I looked at the module and I am not sure why I d use instead of doing the following:

function MYMODULE_boot() {
   // Some logic...
    drupal_page_is_cacheable(FALSE);
    // AND We're done.
}

drupal_page_is_cacheable is called by drupal_page_get_cache() which is called by drupal_bootstrap_page_cache
if drupal_page_is_cacheable is FALSE
then drupal_page_get_cache is false
which leads to full bootstrap.

Am I missing something?

brian_c’s picture

awm, your code would indeed prevent the current page request from being cached. But it wouldn't let you switch back and forth between cached/non-cached for the same page request.

If caching is turned on, *and there is a cached version of the page available*, then setting drupal_page_is_cacheable(FALSE); will not have any effect; you would still get the cached page no matter what.

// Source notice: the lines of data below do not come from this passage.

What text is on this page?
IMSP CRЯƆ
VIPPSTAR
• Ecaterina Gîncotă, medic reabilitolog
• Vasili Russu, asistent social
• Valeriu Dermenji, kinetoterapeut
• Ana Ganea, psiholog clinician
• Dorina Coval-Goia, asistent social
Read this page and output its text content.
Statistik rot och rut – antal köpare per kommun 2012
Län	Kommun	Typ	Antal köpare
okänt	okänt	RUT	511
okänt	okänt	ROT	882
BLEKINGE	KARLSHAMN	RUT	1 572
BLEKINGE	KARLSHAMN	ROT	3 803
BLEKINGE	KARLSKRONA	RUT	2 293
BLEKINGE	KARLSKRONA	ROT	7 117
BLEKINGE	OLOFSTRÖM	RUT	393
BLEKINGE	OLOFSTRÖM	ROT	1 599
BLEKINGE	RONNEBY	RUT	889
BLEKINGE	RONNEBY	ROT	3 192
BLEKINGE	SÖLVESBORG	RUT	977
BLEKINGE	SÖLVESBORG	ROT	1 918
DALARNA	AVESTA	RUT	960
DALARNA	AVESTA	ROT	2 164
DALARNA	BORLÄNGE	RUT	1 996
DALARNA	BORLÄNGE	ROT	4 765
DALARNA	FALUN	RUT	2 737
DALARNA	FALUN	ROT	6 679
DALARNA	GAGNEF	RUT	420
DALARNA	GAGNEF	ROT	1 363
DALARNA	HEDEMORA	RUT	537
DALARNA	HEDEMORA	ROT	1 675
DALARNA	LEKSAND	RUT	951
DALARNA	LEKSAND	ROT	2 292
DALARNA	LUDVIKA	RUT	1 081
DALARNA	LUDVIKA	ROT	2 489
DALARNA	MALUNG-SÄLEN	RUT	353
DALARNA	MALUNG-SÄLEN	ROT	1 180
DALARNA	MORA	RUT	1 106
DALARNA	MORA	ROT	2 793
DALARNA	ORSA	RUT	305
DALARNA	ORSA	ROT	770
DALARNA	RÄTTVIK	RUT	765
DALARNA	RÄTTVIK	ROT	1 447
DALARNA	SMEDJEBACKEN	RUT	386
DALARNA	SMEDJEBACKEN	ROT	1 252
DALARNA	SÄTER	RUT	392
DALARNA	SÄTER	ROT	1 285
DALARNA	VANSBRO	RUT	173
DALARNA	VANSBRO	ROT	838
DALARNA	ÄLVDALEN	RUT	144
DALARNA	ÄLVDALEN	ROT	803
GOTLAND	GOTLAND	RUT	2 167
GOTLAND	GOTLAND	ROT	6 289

This happens because hook_boot() is not invoked until _drupal_bootstrap_page_cache() has ALREADY determined whether to serve a cached page or not. See the following code from bootstrap.inc:

    $cache = drupal_page_get_cache();
    // If there is a cached page, display it.
    if (is_object($cache)) {
      header('X-Drupal-Cache: HIT');
      // Restore the metadata cached with the page.
      $_GET['q'] = $cache->data['path'];
      drupal_set_title($cache->data['title'], PASS_THROUGH);
      date_default_timezone_set(drupal_get_user_timezone());
      // If the skipping of the bootstrap hooks is not enforced, call
      // hook_boot.
      if (variable_get('page_cache_invoke_hooks', TRUE)) {
        bootstrap_invoke_all('boot');
      }
      drupal_serve_page_from_cache($cache);

Note that drupal_serve_page_from_cache($cache); will always be called, regardless of what happens as a result of bootstrap_invoke_all('boot').

drupal_page_is_cacheable(FALSE); will "work" insofar as it will prevent a cached version of the page from ever being created in the first place. But if you need a cached version of the page for some situations, and a dynamic version of the SAME PAGE for a different situation, you're screwed (without Dynamic Cache).

The classic scenario is the "shopping cart problem"... you want to serve cached versions of your pages (to anonymous users) for speed, UNTIL they have started added items to a "shopping cart", at which point you want to serve a dynamic page (ie, with "You have X items in your shopping cart").

Hope this clarifies things.

awm’s picture

I actually noticed that too. When the page is cached then my solution does not prevent it from switching it on / off.. thanks for prompt reply.
Another thing is why do you have the boot_fix module. would it just be similar to do drupal_boostrap(DRUPAL_BOOTSTRAP_FULL,FASLE) where the second parameter $new_phase: A boolean, set to FALSE if calling drupal_bootstrap from inside a function called from drupal_bootstrap (recursion).

Thanks

brian_c’s picture

I'm pretty sure I tried that approach with $new_phase first and it didn't work.

The problem is that D7 invokes hook_boot() from two separate locations (which are never intended to both be run in the same request), one is in DRUPAL_BOOTSTRAP_PAGE_CACHE (as described above, which only runs for cached pages) and one is in DRUPAL_BOOTSTRAP_PAGE_HEADER (which runs on new page generation).

Dynamic Cache causes both of these blocks to be run (invokes a full bootstrap from DRUPAL_BOOTSTRAP_PAGE_CACHE, which core is not expecting). So we need to intercept the hook_boot() call from DRUPAL_BOOTSTRAP_PAGE_HEADER and do nothing (ie, prevent subsequent hook_boot() calls from firing) with another "hijack".

The reason this requires an entirely separate module is because Dynamic Cache needs to run LAST (after all other hook_boot()'s), and the Bootfix module needs to run FIRST (before all other hook_boot()'s), which means they need module weights at extreme opposite ends.

awm’s picture

what could happen if I do not use boot_fix? Drupal bootstraping twice?

brian_c’s picture

If the bootfix sub-module is not used, hook_boot() is called twice (NOT the whole bootstrap process run twice, just hook_boot invoked from 2 diff locations).